Youth and honour lie in Flanders field
And by the banks of Somme and Yser seek for fame
A sword to draw, a lance to wield
A shield to bear the man that dies to win a name
And hear him sing, Now may God be thanked who matched us with his hour

     power

Loud rejoicing as the boat sails away
To sun-baked islands, seas that once were dark as wine
Where heroes fought a burning day
And deeds as brightly as the Hellene sun will shine
And so he goes, seeking Ilium’s walls and Hector’s martial story

     for the

Boy who sang by Granta’s stream
In storm and glory
To the war
Is gone.
..........................................................................................
Notes:-
Rupert Brooke was the golden boy of English poetry in the years leading up to the First World War.

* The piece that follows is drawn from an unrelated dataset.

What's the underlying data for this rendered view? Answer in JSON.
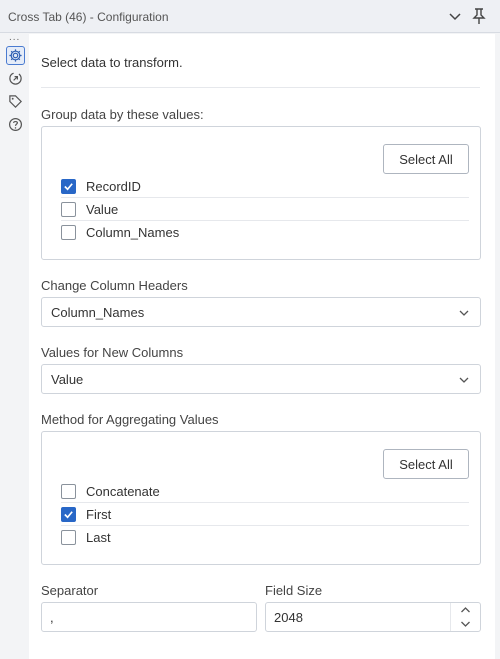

His most frequently quoted poems are "Grantchester", about the villages around Cambridge, and a sonnet, "Now may God be thanked, who has matched us with his hour", expressing his excitement at the declaration of war in 1914. Brooke promptly volunteered for service, and in early 1915 was shipped out to the Mediterranean for the Gallipoli expedition. But he never got there; dying of a mosquito bite on the island of Sykros on April 23rd. He was 27 years old.
   This poem is designed to be sung to Bizet's music, and the words are chosen with this in mind: for their sound as well as their meaning.
   The imagery  is deliberately archaic, because Brooke had no idea what the war would actually be like - but neither did anyone else! "Ilium" in verse three is Troy: as you stand on the ramparts of Troy you can see the main Turkish war memorial on Gallipoli,on the far side of the Dardanelles straits.